CVE-2026-9082
CriticalSummary
A SQL Injection vulnerability in Drupal core is caused by improper neutralization of special elements used in SQL commands. This affects versions from 8.9.0 before 10.4.10, from 10.5.0 before 10.5.10, from 10.6.0 before 10.6.9, from 11.0.0 before 11.1.10, from 11.2.0 before 11.2.12, and from 11.3.0 before 11.3.10.
Risk Assessment
An attacker could exploit this vulnerability to execute unauthorized SQL commands, potentially leading to data exposure or system compromise. Organizations should be aware of the risks associated with outdated Drupal versions.
Recommendation
It is recommended to upgrade to the latest version of Drupal to mitigate this vulnerability. Regular monitoring and updating of systems is crucial for maintaining security.

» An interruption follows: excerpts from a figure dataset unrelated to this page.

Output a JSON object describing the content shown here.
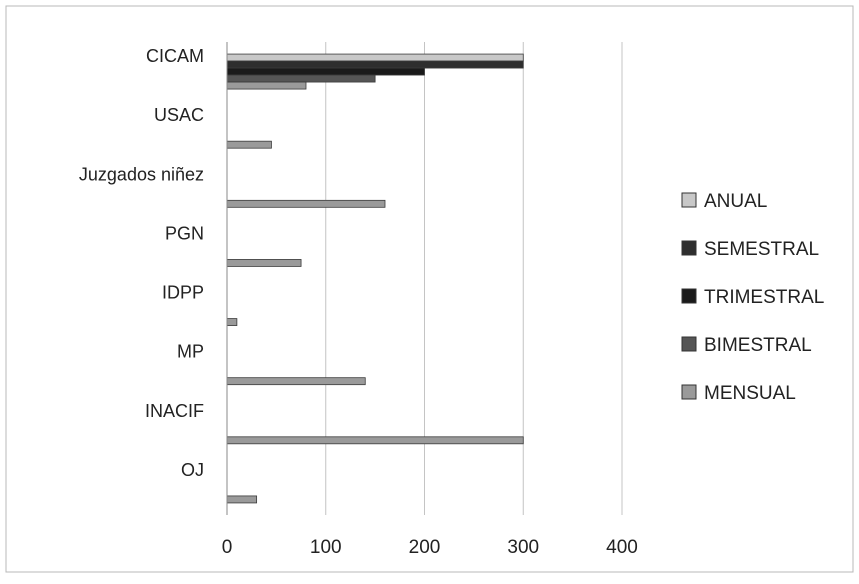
{
  "chart_data": {
    "type": "bar",
    "orientation": "horizontal",
    "categories": [
      "CICAM",
      "USAC",
      "Juzgados niñez",
      "PGN",
      "IDPP",
      "MP",
      "INACIF",
      "OJ"
    ],
    "series": [
      {
        "name": "ANUAL",
        "values": [
          300,
          null,
          null,
          null,
          null,
          null,
          null,
          null
        ],
        "color": "#c8c8c8"
      },
      {
        "name": "SEMESTRAL",
        "values": [
          300,
          null,
          null,
          null,
          null,
          null,
          null,
          null
        ],
        "color": "#2e2e2e"
      },
      {
        "name": "TRIMESTRAL",
        "values": [
          200,
          null,
          null,
          null,
          null,
          null,
          null,
          null
        ],
        "color": "#1a1a1a"
      },
      {
        "name": "BIMESTRAL",
        "values": [
          150,
          null,
          null,
          null,
          null,
          null,
          null,
          null
        ],
        "color": "#555555"
      },
      {
        "name": "MENSUAL",
        "values": [
          80,
          45,
          160,
          75,
          10,
          140,
          300,
          30
        ],
        "color": "#9a9a9a"
      }
    ],
    "xlim": [
      0,
      400
    ],
    "xticks": [
      "0",
      "100",
      "200",
      "300",
      "400"
    ],
    "title": "",
    "xlabel": "",
    "ylabel": "",
    "grid": "vertical",
    "legend_position": "right"
  }
}
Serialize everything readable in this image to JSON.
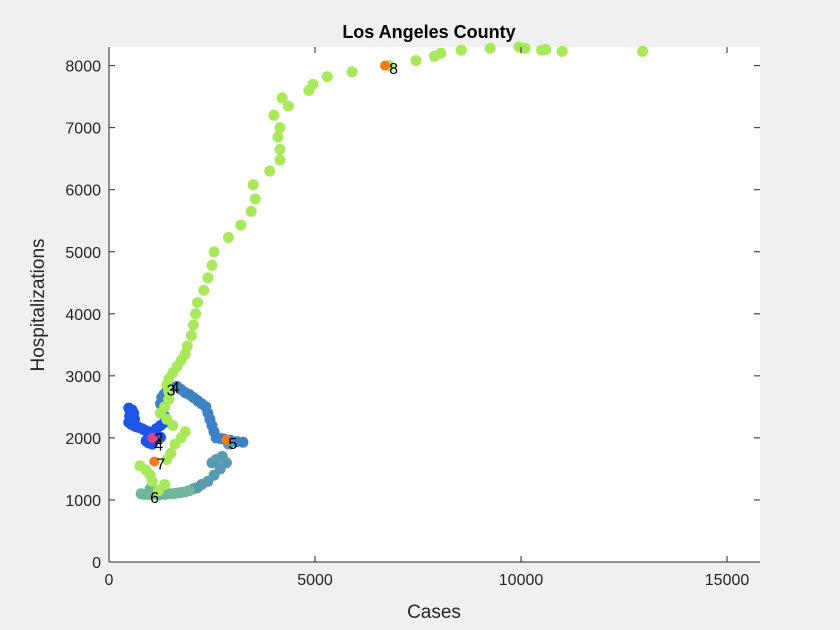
{
  "chart_data": {
    "type": "scatter",
    "title": "Los Angeles County",
    "xlabel": "Cases",
    "ylabel": "Hospitalizations",
    "xlim": [
      0,
      15800
    ],
    "ylim": [
      0,
      8300
    ],
    "xticks": [
      0,
      5000,
      10000,
      15000
    ],
    "yticks": [
      0,
      1000,
      2000,
      3000,
      4000,
      5000,
      6000,
      7000,
      8000
    ],
    "grid": false,
    "colors": {
      "blue": "#1f55e6",
      "steel": "#3d82c4",
      "teal": "#5a9ab0",
      "seafoam": "#72b69a",
      "green": "#a9e85a",
      "marker_orange": "#f77a13",
      "marker_pink": "#e0418c"
    },
    "series": [
      {
        "color": "blue",
        "points": [
          [
            480,
            2480
          ],
          [
            520,
            2420
          ],
          [
            560,
            2450
          ],
          [
            600,
            2400
          ],
          [
            500,
            2350
          ],
          [
            560,
            2320
          ],
          [
            620,
            2300
          ],
          [
            480,
            2250
          ],
          [
            540,
            2220
          ],
          [
            600,
            2200
          ],
          [
            660,
            2180
          ],
          [
            720,
            2170
          ],
          [
            800,
            2150
          ],
          [
            880,
            2120
          ],
          [
            960,
            2100
          ],
          [
            1050,
            2080
          ],
          [
            1150,
            2050
          ],
          [
            1250,
            2010
          ],
          [
            1100,
            2000
          ],
          [
            980,
            1980
          ],
          [
            900,
            1950
          ],
          [
            960,
            1920
          ],
          [
            1050,
            1900
          ],
          [
            1150,
            2150
          ],
          [
            1250,
            2200
          ],
          [
            1350,
            2250
          ]
        ]
      },
      {
        "color": "steel",
        "points": [
          [
            1350,
            2350
          ],
          [
            1300,
            2450
          ],
          [
            1250,
            2550
          ],
          [
            1280,
            2650
          ],
          [
            1330,
            2700
          ],
          [
            1400,
            2750
          ],
          [
            1500,
            2820
          ],
          [
            1650,
            2830
          ],
          [
            1750,
            2780
          ],
          [
            1850,
            2730
          ],
          [
            1950,
            2700
          ],
          [
            2050,
            2650
          ],
          [
            2150,
            2600
          ],
          [
            2250,
            2550
          ],
          [
            2350,
            2500
          ],
          [
            2400,
            2400
          ],
          [
            2450,
            2300
          ],
          [
            2500,
            2200
          ],
          [
            2550,
            2100
          ],
          [
            2600,
            2000
          ],
          [
            2700,
            1990
          ],
          [
            2800,
            1980
          ],
          [
            2950,
            1960
          ],
          [
            3100,
            1940
          ],
          [
            3250,
            1930
          ]
        ]
      },
      {
        "color": "teal",
        "points": [
          [
            2900,
            1900
          ],
          [
            2750,
            1700
          ],
          [
            2600,
            1650
          ],
          [
            2500,
            1600
          ],
          [
            2850,
            1600
          ],
          [
            2700,
            1500
          ],
          [
            2550,
            1400
          ],
          [
            2400,
            1300
          ],
          [
            2250,
            1250
          ],
          [
            2150,
            1200
          ],
          [
            2050,
            1180
          ]
        ]
      },
      {
        "color": "seafoam",
        "points": [
          [
            1950,
            1150
          ],
          [
            1850,
            1130
          ],
          [
            1750,
            1120
          ],
          [
            1650,
            1110
          ],
          [
            1550,
            1100
          ],
          [
            1450,
            1100
          ],
          [
            1350,
            1090
          ],
          [
            1250,
            1090
          ],
          [
            1150,
            1090
          ],
          [
            1050,
            1090
          ],
          [
            950,
            1090
          ],
          [
            850,
            1090
          ],
          [
            780,
            1100
          ],
          [
            1000,
            1180
          ],
          [
            1150,
            1150
          ]
        ]
      },
      {
        "color": "green",
        "points": [
          [
            750,
            1550
          ],
          [
            900,
            1480
          ],
          [
            1000,
            1400
          ],
          [
            1050,
            1300
          ],
          [
            1200,
            1150
          ],
          [
            1350,
            1250
          ],
          [
            1400,
            1650
          ],
          [
            1500,
            1750
          ],
          [
            1600,
            1900
          ],
          [
            1750,
            2000
          ],
          [
            1850,
            2100
          ],
          [
            1550,
            2200
          ],
          [
            1400,
            2300
          ],
          [
            1250,
            2400
          ],
          [
            1350,
            2500
          ],
          [
            1450,
            2620
          ],
          [
            1450,
            2750
          ],
          [
            1400,
            2850
          ],
          [
            1450,
            2950
          ],
          [
            1550,
            3050
          ],
          [
            1650,
            3150
          ],
          [
            1750,
            3250
          ],
          [
            1850,
            3350
          ],
          [
            1900,
            3480
          ],
          [
            2000,
            3650
          ],
          [
            2050,
            3820
          ],
          [
            2100,
            4000
          ],
          [
            2150,
            4180
          ],
          [
            2300,
            4380
          ],
          [
            2400,
            4580
          ],
          [
            2500,
            4780
          ],
          [
            2550,
            5000
          ],
          [
            2900,
            5230
          ],
          [
            3200,
            5430
          ],
          [
            3450,
            5650
          ],
          [
            3550,
            5850
          ],
          [
            3500,
            6080
          ],
          [
            3900,
            6300
          ],
          [
            4150,
            6480
          ],
          [
            4150,
            6650
          ],
          [
            4100,
            6850
          ],
          [
            4150,
            7000
          ],
          [
            4000,
            7200
          ],
          [
            4350,
            7350
          ],
          [
            4200,
            7480
          ],
          [
            4850,
            7600
          ],
          [
            4950,
            7700
          ],
          [
            5300,
            7820
          ],
          [
            5900,
            7900
          ],
          [
            6800,
            8000
          ],
          [
            7450,
            8080
          ],
          [
            7900,
            8150
          ],
          [
            8050,
            8200
          ],
          [
            8550,
            8250
          ],
          [
            9250,
            8280
          ],
          [
            9950,
            8300
          ],
          [
            10100,
            8280
          ],
          [
            10500,
            8250
          ],
          [
            10600,
            8260
          ],
          [
            11000,
            8230
          ],
          [
            12950,
            8230
          ]
        ]
      }
    ],
    "markers": [
      {
        "x": 1050,
        "y": 2000,
        "color": "marker_pink"
      },
      {
        "x": 2850,
        "y": 1970,
        "color": "marker_orange"
      },
      {
        "x": 1100,
        "y": 1620,
        "color": "marker_orange"
      },
      {
        "x": 6700,
        "y": 8000,
        "color": "marker_orange"
      }
    ],
    "annotations": [
      {
        "text": "2",
        "x": 1050,
        "y": 2000
      },
      {
        "text": "4",
        "x": 1050,
        "y": 1890
      },
      {
        "text": "3",
        "x": 1350,
        "y": 2780
      },
      {
        "text": "4",
        "x": 1450,
        "y": 2820
      },
      {
        "text": "5",
        "x": 2850,
        "y": 1920
      },
      {
        "text": "6",
        "x": 950,
        "y": 1050
      },
      {
        "text": "7",
        "x": 1100,
        "y": 1590
      },
      {
        "text": "8",
        "x": 6750,
        "y": 7960
      }
    ]
  }
}
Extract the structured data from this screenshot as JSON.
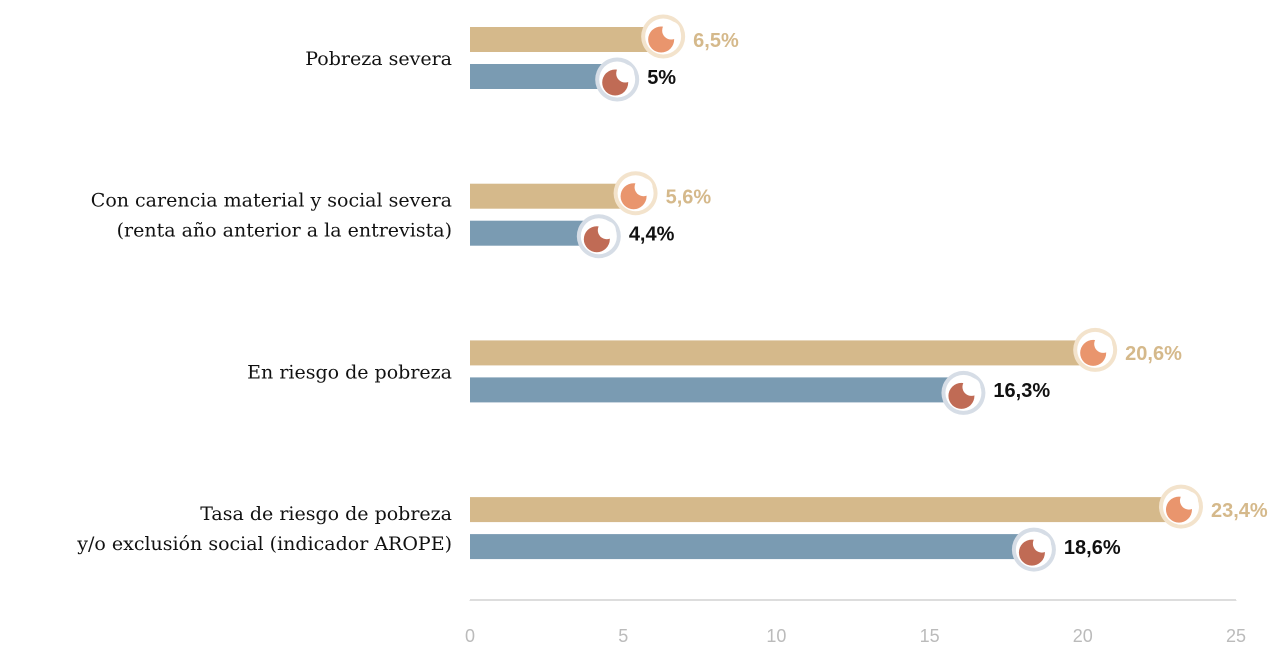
{
  "chart_data": {
    "type": "bar",
    "orientation": "horizontal",
    "categories": [
      [
        "Pobreza severa"
      ],
      [
        "Con carencia material y social severa",
        "(renta año anterior a la entrevista)"
      ],
      [
        "En riesgo de pobreza"
      ],
      [
        "Tasa de riesgo de pobreza",
        "y/o exclusión social (indicador AROPE)"
      ]
    ],
    "series": [
      {
        "color": "#d5b98b",
        "label_color": "#d5b98b",
        "values": [
          6.5,
          5.6,
          20.6,
          23.4
        ],
        "value_labels": [
          "6,5%",
          "5,6%",
          "20,6%",
          "23,4%"
        ]
      },
      {
        "color": "#7a9bb2",
        "label_color": "#111111",
        "values": [
          5,
          4.4,
          16.3,
          18.6
        ],
        "value_labels": [
          "5%",
          "4,4%",
          "16,3%",
          "18,6%"
        ]
      }
    ],
    "xlim": [
      0,
      25
    ],
    "xticks": [
      0,
      5,
      10,
      15,
      20,
      25
    ],
    "grid": false
  }
}
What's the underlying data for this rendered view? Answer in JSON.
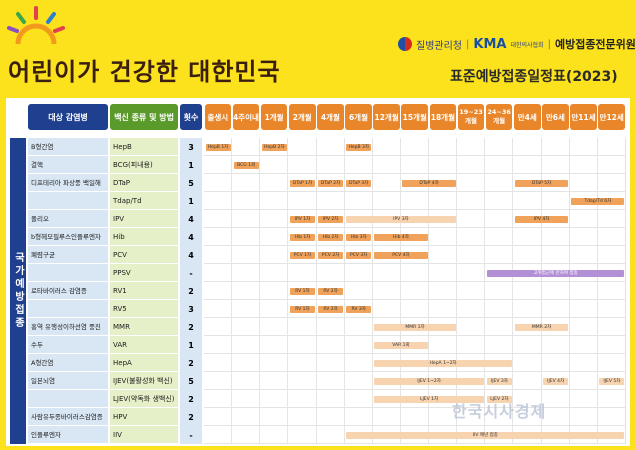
{
  "header": {
    "title": "어린이가 건강한 대한민국",
    "org_kdca": "질병관리청",
    "org_kma": "KMA",
    "org_kma_sub": "대한의사협회",
    "org_committee": "예방접종전문위원회",
    "subtitle": "표준예방접종일정표(2023)"
  },
  "columns": {
    "disease": "대상 감염병",
    "vaccine": "백신 종류 및 방법",
    "doses": "횟수",
    "ages": [
      "출생시",
      "4주이내",
      "1개월",
      "2개월",
      "4개월",
      "6개월",
      "12개월",
      "15개월",
      "18개월",
      "19~23개월",
      "24~36개월",
      "만4세",
      "만6세",
      "만11세",
      "만12세"
    ]
  },
  "sidebar_label": "국가예방접종",
  "rows": [
    {
      "disease": "B형간염",
      "vaccine": "HepB",
      "doses": "3",
      "bars": [
        {
          "c": 0,
          "s": 1,
          "t": "HepB 1차",
          "k": "dk"
        },
        {
          "c": 2,
          "s": 1,
          "t": "HepB 2차",
          "k": "dk"
        },
        {
          "c": 5,
          "s": 1,
          "t": "HepB 3차",
          "k": "dk"
        }
      ]
    },
    {
      "disease": "결핵",
      "vaccine": "BCG(피내용)",
      "doses": "1",
      "bars": [
        {
          "c": 1,
          "s": 1,
          "t": "BCG 1회",
          "k": "dk"
        }
      ]
    },
    {
      "disease": "디프테리아 파상풍 백일해",
      "vaccine": "DTaP",
      "doses": "5",
      "bars": [
        {
          "c": 3,
          "s": 1,
          "t": "DTaP 1차",
          "k": "dk"
        },
        {
          "c": 4,
          "s": 1,
          "t": "DTaP 2차",
          "k": "dk"
        },
        {
          "c": 5,
          "s": 1,
          "t": "DTaP 3차",
          "k": "dk"
        },
        {
          "c": 7,
          "s": 2,
          "t": "DTaP 4차",
          "k": "dk"
        },
        {
          "c": 11,
          "s": 2,
          "t": "DTaP 5차",
          "k": "dk"
        }
      ]
    },
    {
      "disease": "",
      "vaccine": "Tdap/Td",
      "doses": "1",
      "bars": [
        {
          "c": 13,
          "s": 2,
          "t": "Tdap/Td 6차",
          "k": "dk"
        }
      ]
    },
    {
      "disease": "폴리오",
      "vaccine": "IPV",
      "doses": "4",
      "bars": [
        {
          "c": 3,
          "s": 1,
          "t": "IPV 1차",
          "k": "dk"
        },
        {
          "c": 4,
          "s": 1,
          "t": "IPV 2차",
          "k": "dk"
        },
        {
          "c": 5,
          "s": 4,
          "t": "IPV 3차",
          "k": "lt"
        },
        {
          "c": 11,
          "s": 2,
          "t": "IPV 4차",
          "k": "dk"
        }
      ]
    },
    {
      "disease": "b형헤모필루스인플루엔자",
      "vaccine": "Hib",
      "doses": "4",
      "bars": [
        {
          "c": 3,
          "s": 1,
          "t": "Hib 1차",
          "k": "dk"
        },
        {
          "c": 4,
          "s": 1,
          "t": "Hib 2차",
          "k": "dk"
        },
        {
          "c": 5,
          "s": 1,
          "t": "Hib 3차",
          "k": "dk"
        },
        {
          "c": 6,
          "s": 2,
          "t": "Hib 4차",
          "k": "dk"
        }
      ]
    },
    {
      "disease": "폐렴구균",
      "vaccine": "PCV",
      "doses": "4",
      "bars": [
        {
          "c": 3,
          "s": 1,
          "t": "PCV 1차",
          "k": "dk"
        },
        {
          "c": 4,
          "s": 1,
          "t": "PCV 2차",
          "k": "dk"
        },
        {
          "c": 5,
          "s": 1,
          "t": "PCV 3차",
          "k": "dk"
        },
        {
          "c": 6,
          "s": 2,
          "t": "PCV 4차",
          "k": "dk"
        }
      ]
    },
    {
      "disease": "",
      "vaccine": "PPSV",
      "doses": "-",
      "bars": [
        {
          "c": 10,
          "s": 5,
          "t": "고위험군에 한하여 접종",
          "k": "pu"
        }
      ]
    },
    {
      "disease": "로타바이러스 감염증",
      "vaccine": "RV1",
      "doses": "2",
      "bars": [
        {
          "c": 3,
          "s": 1,
          "t": "RV 1차",
          "k": "dk"
        },
        {
          "c": 4,
          "s": 1,
          "t": "RV 2차",
          "k": "dk"
        }
      ]
    },
    {
      "disease": "",
      "vaccine": "RV5",
      "doses": "3",
      "bars": [
        {
          "c": 3,
          "s": 1,
          "t": "RV 1차",
          "k": "dk"
        },
        {
          "c": 4,
          "s": 1,
          "t": "RV 2차",
          "k": "dk"
        },
        {
          "c": 5,
          "s": 1,
          "t": "RV 3차",
          "k": "dk"
        }
      ]
    },
    {
      "disease": "홍역 유행성이하선염 풍진",
      "vaccine": "MMR",
      "doses": "2",
      "bars": [
        {
          "c": 6,
          "s": 3,
          "t": "MMR 1차",
          "k": "lt"
        },
        {
          "c": 11,
          "s": 2,
          "t": "MMR 2차",
          "k": "lt"
        }
      ]
    },
    {
      "disease": "수두",
      "vaccine": "VAR",
      "doses": "1",
      "bars": [
        {
          "c": 6,
          "s": 2,
          "t": "VAR 1회",
          "k": "lt"
        }
      ]
    },
    {
      "disease": "A형간염",
      "vaccine": "HepA",
      "doses": "2",
      "bars": [
        {
          "c": 6,
          "s": 5,
          "t": "HepA 1~2차",
          "k": "lt"
        }
      ]
    },
    {
      "disease": "일본뇌염",
      "vaccine": "IJEV(불활성화 백신)",
      "doses": "5",
      "bars": [
        {
          "c": 6,
          "s": 4,
          "t": "IJEV 1~2차",
          "k": "lt"
        },
        {
          "c": 10,
          "s": 1,
          "t": "IJEV 3차",
          "k": "lt"
        },
        {
          "c": 12,
          "s": 1,
          "t": "IJEV 4차",
          "k": "lt"
        },
        {
          "c": 14,
          "s": 1,
          "t": "IJEV 5차",
          "k": "lt"
        }
      ]
    },
    {
      "disease": "",
      "vaccine": "LJEV(약독화 생백신)",
      "doses": "2",
      "bars": [
        {
          "c": 6,
          "s": 4,
          "t": "LJEV 1차",
          "k": "lt"
        },
        {
          "c": 10,
          "s": 1,
          "t": "LJEV 2차",
          "k": "lt"
        }
      ]
    },
    {
      "disease": "사람유두종바이러스감염증",
      "vaccine": "HPV",
      "doses": "2",
      "bars": []
    },
    {
      "disease": "인플루엔자",
      "vaccine": "IIV",
      "doses": "-",
      "bars": [
        {
          "c": 5,
          "s": 10,
          "t": "IIV 매년 접종",
          "k": "lt"
        }
      ]
    }
  ],
  "watermark": "한국시사경제"
}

Original NVD description (English source)
Improper Neutralization of Special Elements used in an SQL Command ('SQL Injection') vulnerability in Drupal Drupal core allows SQL Injection. This issue affects Drupal core: from 8.9.0 before 10.4.10, from 10.5.0 before 10.5.10, from 10.6.0 before 10.6.9, from 11.0.0 before 11.1.10, from 11.2.0 before 11.2.12, from 11.3.0 before 11.3.10.